Ed identica è l’argomentazione con cui un altro ricorso già esaminato, il n. 102, ha sollevato la questione di legittimità costituzionale di una disposizione analoga, contenuta nella legge della Regione Abruzzo n. 22/2004 in materia di politiche di sostegno all’economia ittica (art. 3, comma 2), la quale prevede che tra i componenti della Conferenza regionale della pesca vi siano rappresentanti di organismi statali, quali ad esempio le Capitanerie di porto. Alla stessa stregua, con il ricorso n. 113 (47), è stata censurata la disposizione della legge della Regione Friuli-Venezia Giulia n. 25/2004 (intitolata “Interventi a favore della sicurezza e dell’educazione stradale”) la quale prevede che la Consulta regionale della sicurezza stradale sia composta dal Comandante del Comando Regione carabinieri (o da un suo delegato), dal Dirigente del Compartimento polizia stradale del Friuli-Venezia Giulia (o da un suo delegato) e da un rappresentante dei Comandi provinciali dei vigili del fuoco, designato d’intesa fra gli stessi (art. 4, comma 3, lett. e), f) ed m)).

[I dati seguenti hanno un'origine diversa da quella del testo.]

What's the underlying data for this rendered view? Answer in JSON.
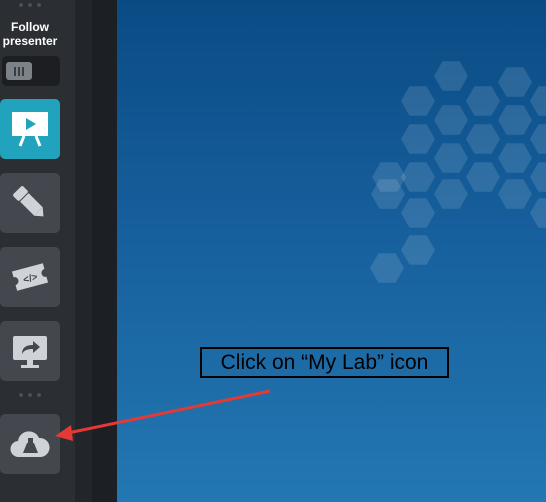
{
  "sidebar": {
    "follow_label": "Follow\npresenter",
    "toggle_state": "off",
    "tools": [
      {
        "name": "presentation-icon",
        "active": true
      },
      {
        "name": "pen-icon",
        "active": false
      },
      {
        "name": "code-ticket-icon",
        "active": false
      },
      {
        "name": "share-screen-icon",
        "active": false
      },
      {
        "name": "my-lab-icon",
        "active": false
      }
    ]
  },
  "annotation": {
    "callout_text": "Click on “My Lab” icon",
    "arrow_color": "#e53935"
  },
  "colors": {
    "active_accent": "#21a3bd",
    "sidebar_bg": "#2b2e33",
    "button_bg": "#44474d",
    "canvas_top": "#0a4b84",
    "canvas_bottom": "#2377b2"
  }
}
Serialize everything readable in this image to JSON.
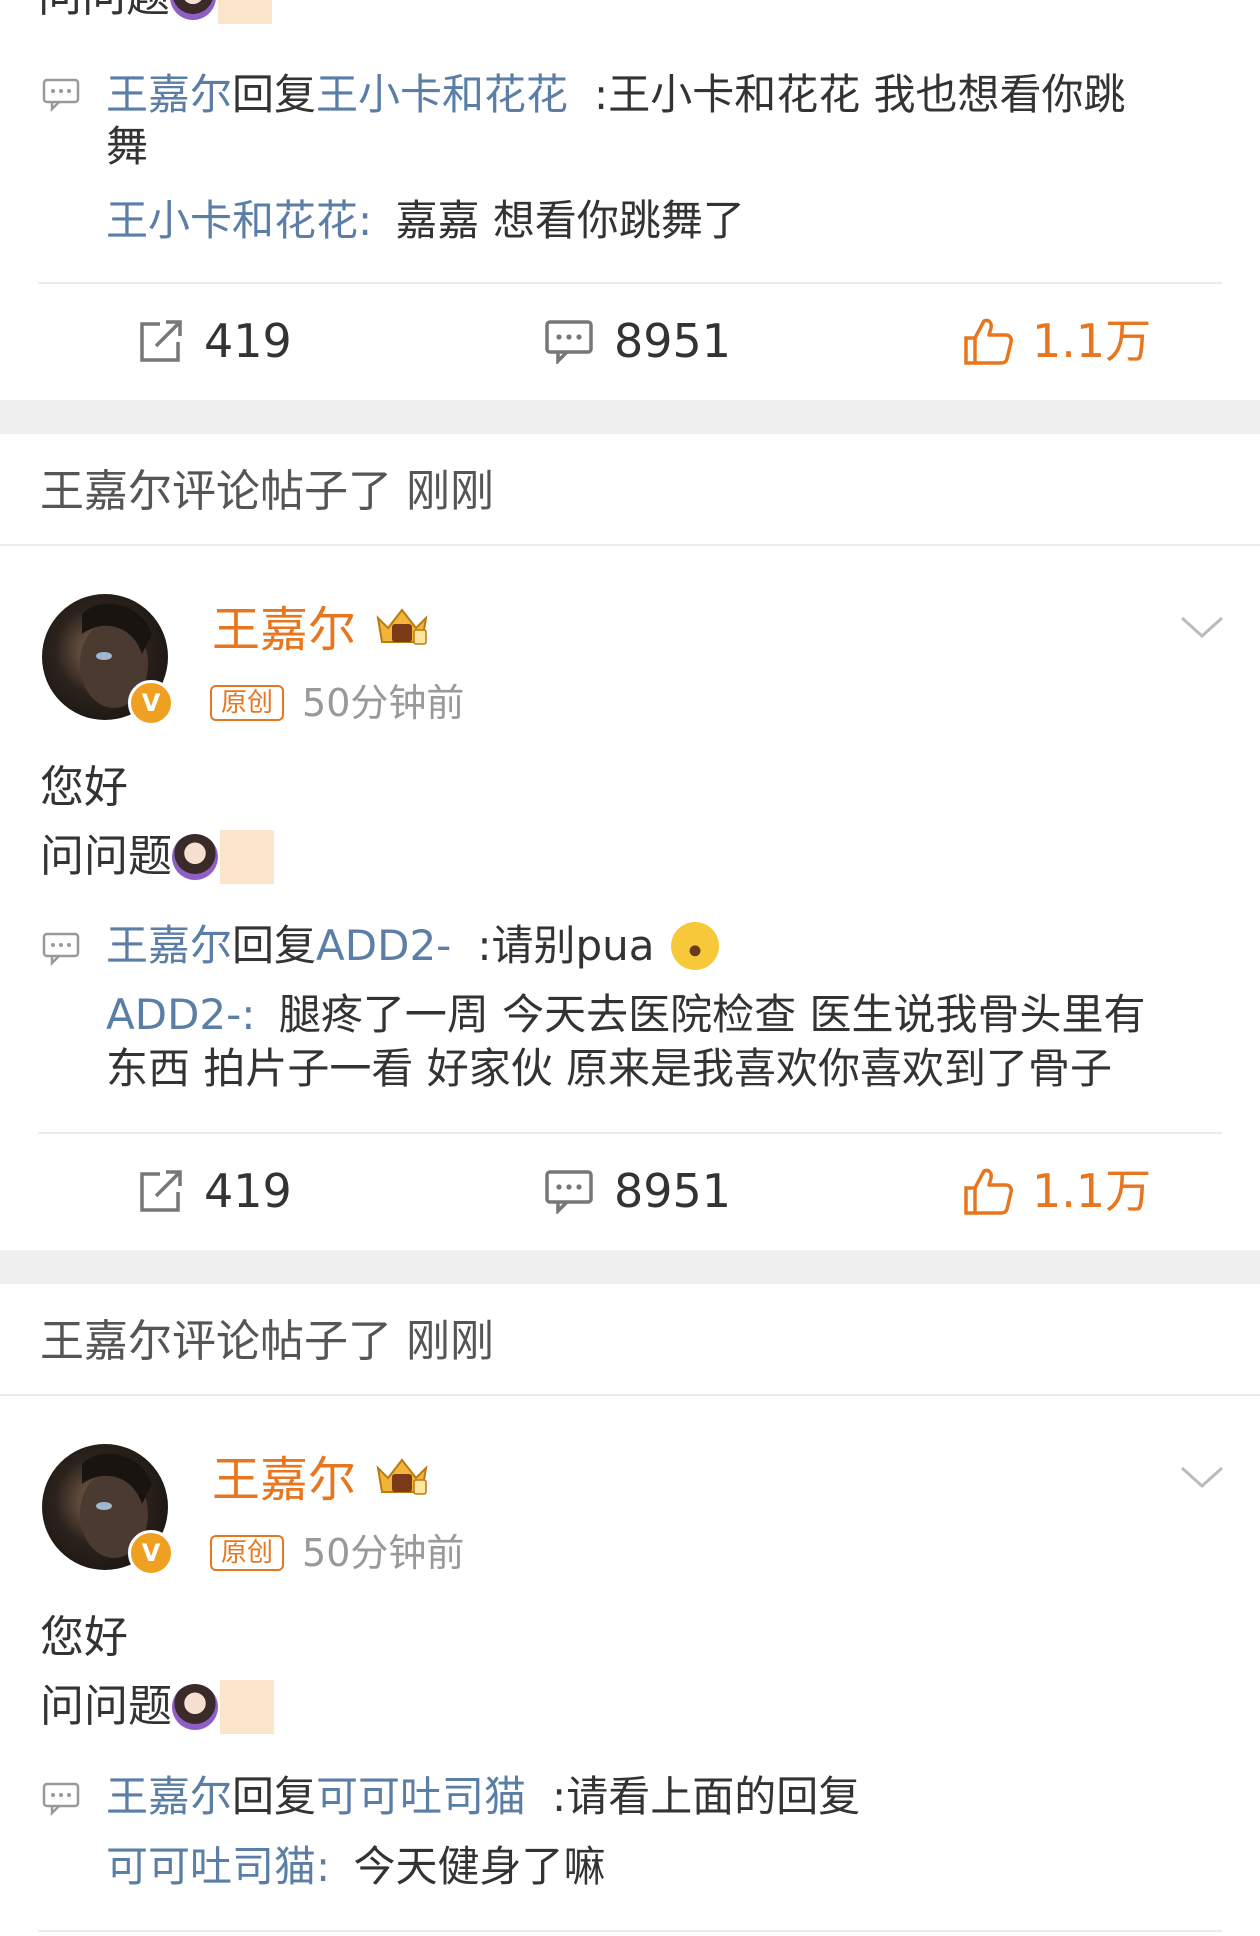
{
  "post1": {
    "content_line2": "问问题",
    "reply": {
      "author": "王嘉尔",
      "reply_word": "回复",
      "target": "王小卡和花花",
      "text_line1": ":王小卡和花花 我也想看你跳",
      "text_line2": "舞"
    },
    "quoted": {
      "author": "王小卡和花花",
      "text": "嘉嘉 想看你跳舞了"
    },
    "actions": {
      "repost": "419",
      "comments": "8951",
      "likes": "1.1万"
    }
  },
  "post2": {
    "section_title": "王嘉尔评论帖子了 刚刚",
    "author": "王嘉尔",
    "verified_badge": "V",
    "original_badge": "原创",
    "time": "50分钟前",
    "content_line1": "您好",
    "content_line2": "问问题",
    "reply": {
      "author": "王嘉尔",
      "reply_word": "回复",
      "target": "ADD2-",
      "text": ":请别pua"
    },
    "quoted": {
      "author": "ADD2-",
      "text_line1": "腿疼了一周 今天去医院检查 医生说我骨头里有",
      "text_line2": "东西 拍片子一看 好家伙 原来是我喜欢你喜欢到了骨子"
    },
    "actions": {
      "repost": "419",
      "comments": "8951",
      "likes": "1.1万"
    }
  },
  "post3": {
    "section_title": "王嘉尔评论帖子了 刚刚",
    "author": "王嘉尔",
    "verified_badge": "V",
    "original_badge": "原创",
    "time": "50分钟前",
    "content_line1": "您好",
    "content_line2": "问问题",
    "reply": {
      "author": "王嘉尔",
      "reply_word": "回复",
      "target": "可可吐司猫",
      "text": ":请看上面的回复"
    },
    "quoted": {
      "author": "可可吐司猫",
      "text": "今天健身了嘛"
    }
  },
  "colors": {
    "link": "#5b7ea7",
    "author_orange": "#e8761f",
    "like_orange": "#e8761f",
    "meta_gray": "#999999",
    "separator": "#efefef"
  },
  "icons": [
    "repost-icon",
    "comment-icon",
    "like-icon",
    "reply-comment-icon",
    "chevron-down-icon",
    "crown-icon",
    "verified-icon",
    "woman-raising-hand-emoji",
    "surprised-face-emoji"
  ]
}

Il medesimo parametro costituzionale è stato altresì invocato dal (già menzionato) ricorso n. 85, per il quale la norma della legge trentina che disciplina il distacco del personale provinciale presso gli organismi internazionali (art. 4, comma 1, l.p. n. 6/2004) violerebbe anche la competenza legislativa esclusiva dello Stato in materia di ordinamento degli organi e degli uffici dello Stato.
Ancora, con il ricorso n. 103 (48) il Governo ha impugnato la legge della Regione Abruzzo n. 26/2004, intitolata “Intervento della Regione Abruzzo per contrastare e prevenire il fenomeno del mobbing e lo stress psico-sociale sui luoghi di lavoro”. In particolare, la legge in parola, non individuando né l’ambito dell’“intervento della Regione Abruzzo, né la tipologia dei “luoghi di lavoro”, renderebbe possibili ingerenze, non soltanto della Regione, ma anche di organizzazioni datoriali private o sindacali nei rapporti di lavoro pubblico statale (ad esempio, presso un Tribunale od un Ufficio territoriale del Governo), con palese invasione della competenza di cui alla lett. g) dell’art. 117, secondo comma, Cost.
Infine, il ricorso n. 110 (49) ha sollevato la questione di legittimità costituzionale degli artt. 2, 3 e 4, della legge della Regione Toscana n. 50/2004 (recante “Disposizioni regionali in materia di libere professioni intellettuali”), ai sensi dei quali gli ordini ed i collegi professionali costituiscono propri coordinamenti regionali, quali strutture operative proprie dotate di autonomia organizzativa e finanziaria e rappresentate (unitamente alle associazioni professionali) nella Commissione regionale delle professioni e delle associazioni professionali, con il compito di promuovere attività di formazione ed aggiornamento professionale. Ora, secondo l’Avvocatura dello Stato, posto che gli ordini ed i collegi professionali sono enti pubblici nazionali, le disposizioni de quibus finirebbero per invadere la competenza legislativa esclusiva dello Stato in materia di “ordinamento e organizzazione amministrativa (…) degli enti pubblici nazionali”.

2.1.3.6. Ordine pubblico e sicurezza (lett. h))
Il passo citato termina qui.